Even Mild Concussions Harm Brain's Resting Mode
A recent study reveals new information about the long-term damaging effects of mild traumatic brain injuries. The study, published in the journal Radiology, suggests that concussions can upset the brains "default mode", or the time the brain uses for information processing and maintenance. Disruption of the default mode could be associated with the development of long-term postconcussive symptoms.
To understand the effects of mild TBIs on the brain's default mode, researchers compared the brains of 18 healthy controls with 23 patients with posttrauamtic symptoms within the first two months of injury.
When compared to healthy participants, those with posttrauamtic symptoms soon after a mild traumatic brain injury had reduced connectivity in some regions of the brain, and increased connectivity in the parts of the brain involved in the default mode. These abnormalities were linked to poor cognitive functioning and reduced mental flexibility.
Among the abnormalities detected with functional MRIs, TBI patients showed signs of increased activity in the medial prefrontal cortex. This region of the brain is involved in social function, self-relevance, and quick judgment of errors.

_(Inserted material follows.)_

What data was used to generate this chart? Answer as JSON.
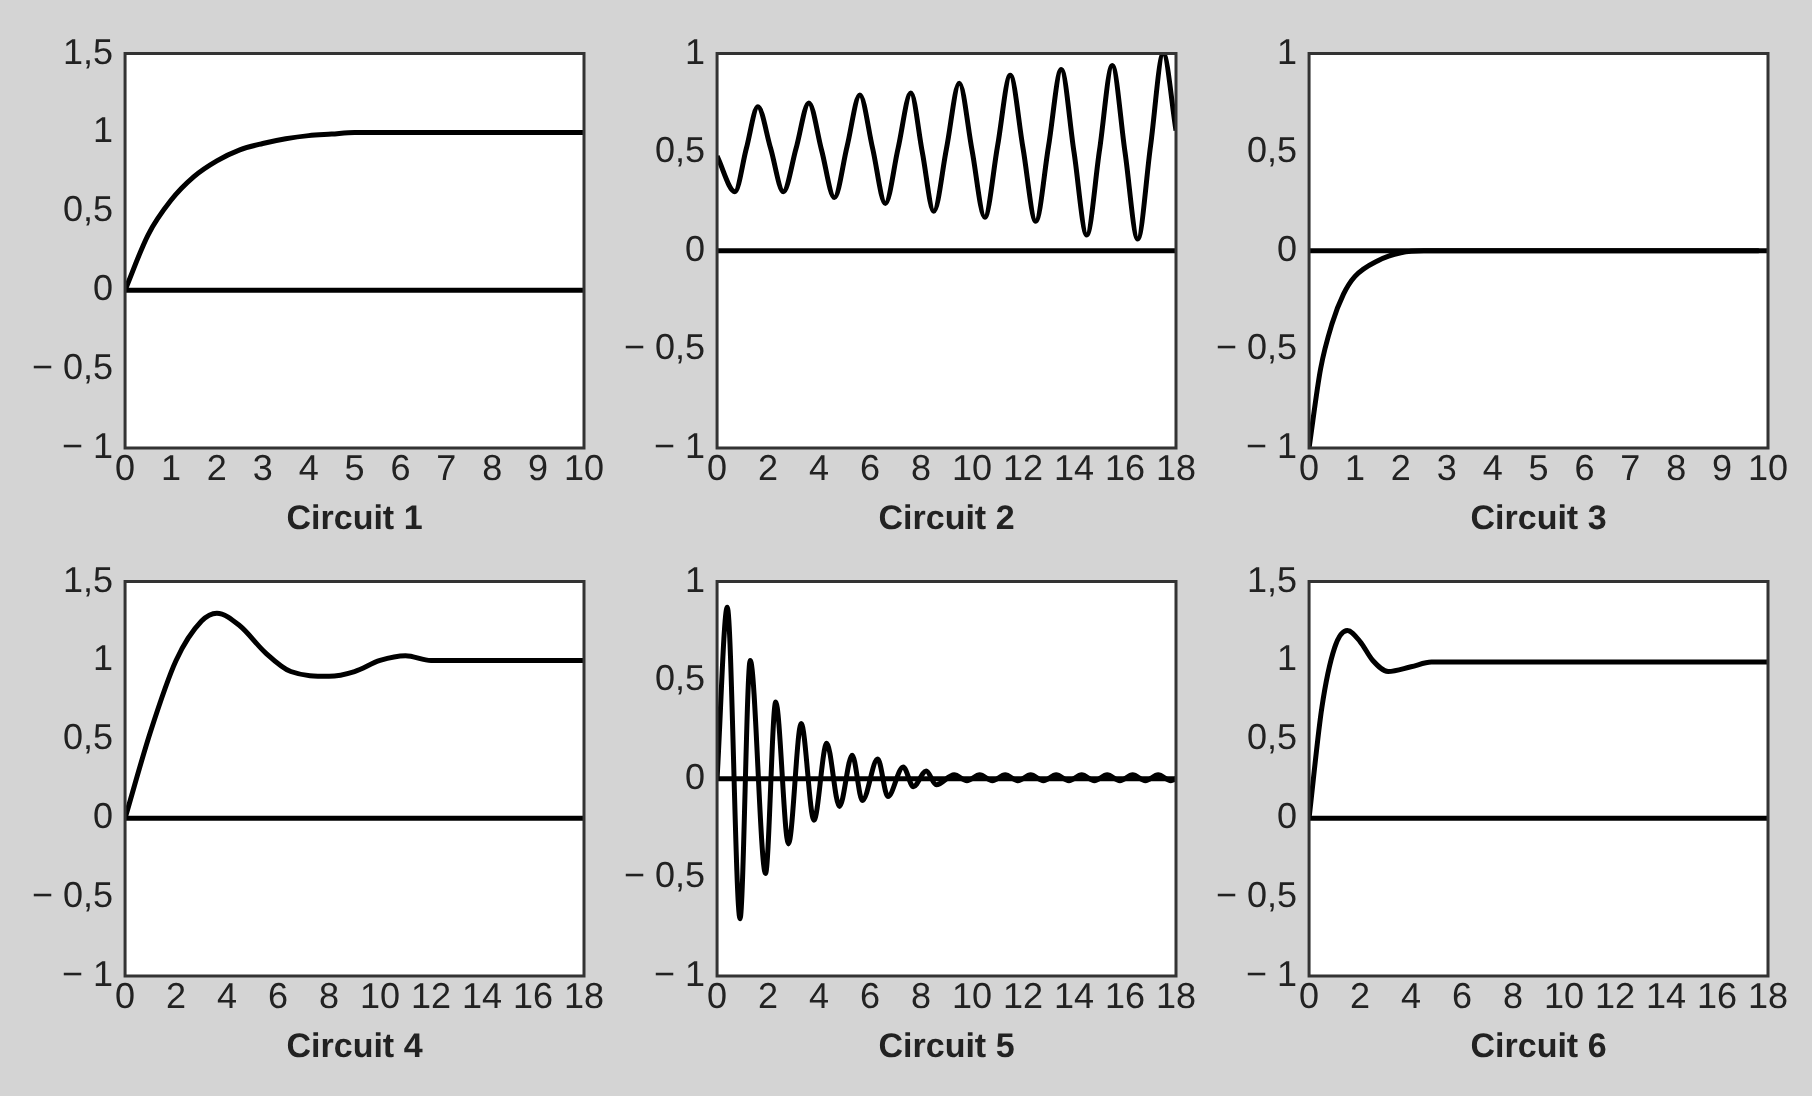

Increased activity in the medial prefrontal cortex has been observed in patients with severe and moderate TBIs in other studies, and is believed to contribute to the brain's recovery process. But if this hyper activation persists for too long, it could lead to ongoing psychological problems, depression, anxiety, and fatigue, the researchers wrote.
The study adds to our understanding of the long-term consequences of mild traumatic brain injuries. It also suggests that resting functional MRIs can be used to detect subtle brain injuries that are typically not observable with conventional imaging techniques.
Zhou Y, et al. Default-Mode Network Disruption in Mild Traumatic Brain Injury. Radiology 2012; 265: 882-892.